TASIKMALAYA, (CAMEON)-Nada suara H Adeng masih terbata-bata menahan haru. Kepala Desa Pasirmukti Kecamatan Cineam Kabupaten Tasikmalaya ini masih belum percaya bahwa ada warganya yang meninggal dengan “Menyedihkan.”
Ya. Menyedihkan karena warganya seperti tidak diperlakukan sebagaimana manusia. Seharusnya sebagai manusia, saat meninggal dunia, jenazahnya diperlakukan dengan mulia.
“Saya mencoba menghubungi ke Puskesmas terdekat maupun ke pihak IGD rumah sakit. Tapi, bukannya ambulance yang datang malah jawabanya harga ambulan yang harus dibayar,” cerita Pak Kepala Desa ini memulai kegundahannya, Minggu (15/1/2017).

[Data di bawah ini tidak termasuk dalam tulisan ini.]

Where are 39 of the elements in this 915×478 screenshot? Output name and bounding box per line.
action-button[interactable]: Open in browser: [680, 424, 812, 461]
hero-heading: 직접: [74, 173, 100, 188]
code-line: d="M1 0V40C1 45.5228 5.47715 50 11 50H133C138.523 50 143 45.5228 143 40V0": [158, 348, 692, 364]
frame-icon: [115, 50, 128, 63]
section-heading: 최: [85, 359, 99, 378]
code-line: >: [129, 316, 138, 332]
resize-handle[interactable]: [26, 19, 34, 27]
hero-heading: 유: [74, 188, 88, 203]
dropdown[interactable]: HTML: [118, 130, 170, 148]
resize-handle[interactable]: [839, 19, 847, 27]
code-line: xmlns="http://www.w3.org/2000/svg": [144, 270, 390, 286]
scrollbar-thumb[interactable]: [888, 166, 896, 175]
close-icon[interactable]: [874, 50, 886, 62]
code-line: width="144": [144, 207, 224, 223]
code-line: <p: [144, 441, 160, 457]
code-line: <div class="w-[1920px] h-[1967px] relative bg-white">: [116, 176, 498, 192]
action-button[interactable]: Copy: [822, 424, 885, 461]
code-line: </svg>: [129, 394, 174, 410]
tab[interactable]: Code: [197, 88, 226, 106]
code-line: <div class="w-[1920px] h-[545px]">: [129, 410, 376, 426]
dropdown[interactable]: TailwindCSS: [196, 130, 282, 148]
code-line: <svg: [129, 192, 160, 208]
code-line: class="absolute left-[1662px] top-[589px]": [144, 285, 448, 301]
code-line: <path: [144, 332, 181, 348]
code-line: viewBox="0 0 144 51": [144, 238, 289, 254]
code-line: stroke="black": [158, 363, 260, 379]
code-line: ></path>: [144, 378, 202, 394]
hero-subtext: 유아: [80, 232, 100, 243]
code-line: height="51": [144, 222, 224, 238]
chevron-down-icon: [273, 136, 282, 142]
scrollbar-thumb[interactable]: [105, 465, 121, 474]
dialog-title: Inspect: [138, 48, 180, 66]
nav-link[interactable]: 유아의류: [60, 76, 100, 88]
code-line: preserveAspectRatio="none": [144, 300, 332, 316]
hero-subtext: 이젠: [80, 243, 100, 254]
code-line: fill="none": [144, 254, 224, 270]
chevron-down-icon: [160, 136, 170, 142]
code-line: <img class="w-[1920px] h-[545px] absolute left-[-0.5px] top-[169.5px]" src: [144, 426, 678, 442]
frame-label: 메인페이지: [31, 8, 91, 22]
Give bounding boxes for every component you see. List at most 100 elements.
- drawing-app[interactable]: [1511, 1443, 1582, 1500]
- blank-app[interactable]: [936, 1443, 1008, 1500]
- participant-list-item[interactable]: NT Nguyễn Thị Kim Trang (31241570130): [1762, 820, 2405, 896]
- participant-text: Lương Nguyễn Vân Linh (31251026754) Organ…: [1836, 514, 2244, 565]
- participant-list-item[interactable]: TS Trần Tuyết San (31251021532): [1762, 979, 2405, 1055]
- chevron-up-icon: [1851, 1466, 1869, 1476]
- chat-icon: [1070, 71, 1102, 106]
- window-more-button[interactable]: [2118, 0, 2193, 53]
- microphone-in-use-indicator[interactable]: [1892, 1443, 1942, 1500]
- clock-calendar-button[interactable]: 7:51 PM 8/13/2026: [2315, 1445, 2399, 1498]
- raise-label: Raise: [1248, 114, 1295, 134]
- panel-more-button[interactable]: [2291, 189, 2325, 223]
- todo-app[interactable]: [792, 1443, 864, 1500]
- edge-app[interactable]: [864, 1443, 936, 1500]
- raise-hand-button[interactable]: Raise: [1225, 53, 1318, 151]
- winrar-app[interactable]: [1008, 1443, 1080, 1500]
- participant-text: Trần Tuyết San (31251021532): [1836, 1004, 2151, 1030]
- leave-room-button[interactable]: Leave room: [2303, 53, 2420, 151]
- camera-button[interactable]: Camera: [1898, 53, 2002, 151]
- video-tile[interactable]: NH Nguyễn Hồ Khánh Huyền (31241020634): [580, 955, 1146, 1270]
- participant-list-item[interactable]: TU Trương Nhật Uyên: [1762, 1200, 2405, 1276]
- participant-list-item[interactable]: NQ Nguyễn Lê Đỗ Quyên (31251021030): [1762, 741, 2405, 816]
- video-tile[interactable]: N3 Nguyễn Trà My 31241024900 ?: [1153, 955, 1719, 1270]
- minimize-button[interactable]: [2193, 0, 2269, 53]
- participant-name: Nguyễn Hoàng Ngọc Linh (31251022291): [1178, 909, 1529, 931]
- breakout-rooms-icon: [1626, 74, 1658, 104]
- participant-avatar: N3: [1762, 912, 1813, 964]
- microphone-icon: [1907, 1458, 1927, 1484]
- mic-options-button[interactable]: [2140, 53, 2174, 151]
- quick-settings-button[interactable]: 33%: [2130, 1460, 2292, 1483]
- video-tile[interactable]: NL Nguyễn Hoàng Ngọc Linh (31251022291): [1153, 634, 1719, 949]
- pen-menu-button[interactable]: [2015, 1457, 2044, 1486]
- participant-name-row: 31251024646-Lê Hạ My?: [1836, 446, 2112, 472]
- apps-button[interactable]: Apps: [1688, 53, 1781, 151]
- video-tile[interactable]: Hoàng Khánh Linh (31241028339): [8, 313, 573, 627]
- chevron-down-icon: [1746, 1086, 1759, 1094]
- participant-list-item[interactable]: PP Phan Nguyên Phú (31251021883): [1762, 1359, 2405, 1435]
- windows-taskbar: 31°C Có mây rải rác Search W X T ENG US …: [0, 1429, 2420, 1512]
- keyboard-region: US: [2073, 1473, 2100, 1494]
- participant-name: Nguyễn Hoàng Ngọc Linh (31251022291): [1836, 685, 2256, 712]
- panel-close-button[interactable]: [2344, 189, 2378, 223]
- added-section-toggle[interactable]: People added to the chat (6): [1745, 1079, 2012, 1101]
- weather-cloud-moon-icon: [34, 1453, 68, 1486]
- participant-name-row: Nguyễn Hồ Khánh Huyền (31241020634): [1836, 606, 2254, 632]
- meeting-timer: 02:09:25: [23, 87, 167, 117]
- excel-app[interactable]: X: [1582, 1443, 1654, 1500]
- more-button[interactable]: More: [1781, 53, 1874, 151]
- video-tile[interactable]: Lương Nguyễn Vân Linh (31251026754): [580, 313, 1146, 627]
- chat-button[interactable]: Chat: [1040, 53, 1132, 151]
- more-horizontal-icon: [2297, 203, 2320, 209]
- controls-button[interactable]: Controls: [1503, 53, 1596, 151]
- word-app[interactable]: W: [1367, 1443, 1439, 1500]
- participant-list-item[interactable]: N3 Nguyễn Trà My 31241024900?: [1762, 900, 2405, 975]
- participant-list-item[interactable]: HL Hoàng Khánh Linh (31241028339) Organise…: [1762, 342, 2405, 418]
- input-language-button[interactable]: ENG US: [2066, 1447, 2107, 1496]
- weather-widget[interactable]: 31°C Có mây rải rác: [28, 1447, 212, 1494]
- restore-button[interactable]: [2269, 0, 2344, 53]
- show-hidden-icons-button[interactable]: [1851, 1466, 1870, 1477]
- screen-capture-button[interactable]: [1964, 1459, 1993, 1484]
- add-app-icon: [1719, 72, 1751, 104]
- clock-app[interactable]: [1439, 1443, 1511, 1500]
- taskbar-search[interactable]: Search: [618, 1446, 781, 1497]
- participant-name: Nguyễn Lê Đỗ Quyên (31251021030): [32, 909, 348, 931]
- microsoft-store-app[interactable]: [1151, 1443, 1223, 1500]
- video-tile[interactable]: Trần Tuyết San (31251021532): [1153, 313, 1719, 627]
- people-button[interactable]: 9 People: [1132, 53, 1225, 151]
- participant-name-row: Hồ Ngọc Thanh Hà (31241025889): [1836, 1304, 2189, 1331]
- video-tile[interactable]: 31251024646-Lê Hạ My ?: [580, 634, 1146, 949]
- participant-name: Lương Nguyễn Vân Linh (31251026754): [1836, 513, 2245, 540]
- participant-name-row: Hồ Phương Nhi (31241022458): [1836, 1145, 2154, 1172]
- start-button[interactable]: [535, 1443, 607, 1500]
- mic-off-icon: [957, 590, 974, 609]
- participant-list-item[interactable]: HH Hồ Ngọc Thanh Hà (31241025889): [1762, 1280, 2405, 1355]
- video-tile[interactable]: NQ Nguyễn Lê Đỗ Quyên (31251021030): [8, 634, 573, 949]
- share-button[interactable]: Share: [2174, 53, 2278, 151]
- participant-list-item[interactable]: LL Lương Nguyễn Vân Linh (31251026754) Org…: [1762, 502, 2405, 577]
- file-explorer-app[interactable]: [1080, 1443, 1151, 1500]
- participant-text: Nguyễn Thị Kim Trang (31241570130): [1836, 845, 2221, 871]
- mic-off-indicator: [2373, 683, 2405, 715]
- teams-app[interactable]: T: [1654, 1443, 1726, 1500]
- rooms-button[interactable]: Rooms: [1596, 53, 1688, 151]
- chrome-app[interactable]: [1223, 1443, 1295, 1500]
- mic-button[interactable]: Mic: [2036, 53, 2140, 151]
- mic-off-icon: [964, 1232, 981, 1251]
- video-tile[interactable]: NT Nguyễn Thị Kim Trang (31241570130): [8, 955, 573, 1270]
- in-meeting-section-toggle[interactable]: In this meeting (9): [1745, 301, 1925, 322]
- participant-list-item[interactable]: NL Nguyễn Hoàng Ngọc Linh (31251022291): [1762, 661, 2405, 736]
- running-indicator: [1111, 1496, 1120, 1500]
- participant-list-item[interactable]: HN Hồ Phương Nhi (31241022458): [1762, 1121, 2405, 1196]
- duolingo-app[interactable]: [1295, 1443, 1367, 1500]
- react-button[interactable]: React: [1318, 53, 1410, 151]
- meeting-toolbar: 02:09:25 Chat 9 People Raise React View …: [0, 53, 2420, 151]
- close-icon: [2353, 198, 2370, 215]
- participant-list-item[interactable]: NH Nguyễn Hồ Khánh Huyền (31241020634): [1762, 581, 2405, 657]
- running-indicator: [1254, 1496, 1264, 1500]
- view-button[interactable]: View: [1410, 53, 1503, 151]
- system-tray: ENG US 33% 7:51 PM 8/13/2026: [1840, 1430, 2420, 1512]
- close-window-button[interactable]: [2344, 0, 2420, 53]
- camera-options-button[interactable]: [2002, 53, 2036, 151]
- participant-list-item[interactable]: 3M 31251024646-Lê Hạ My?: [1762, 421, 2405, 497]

Adeng sebagai kepala desa sudah berikhtiar meminjamkan ambulance. Apalah daya, warganya ini memang tidak beruntung. Ini warganya tidak mampu membayar ambulance.
Tentang kesedihan H Adeng, sang Kepala Desa ini tergambarkan pula dalam sebuah status di media sosial facebook, atas nama Paguyuban Kenari Tasikmalaya. Pemilik akun membagikan cerita nyata ini, pada Minggu (15/1) sekitar pukul 13.00 Wib.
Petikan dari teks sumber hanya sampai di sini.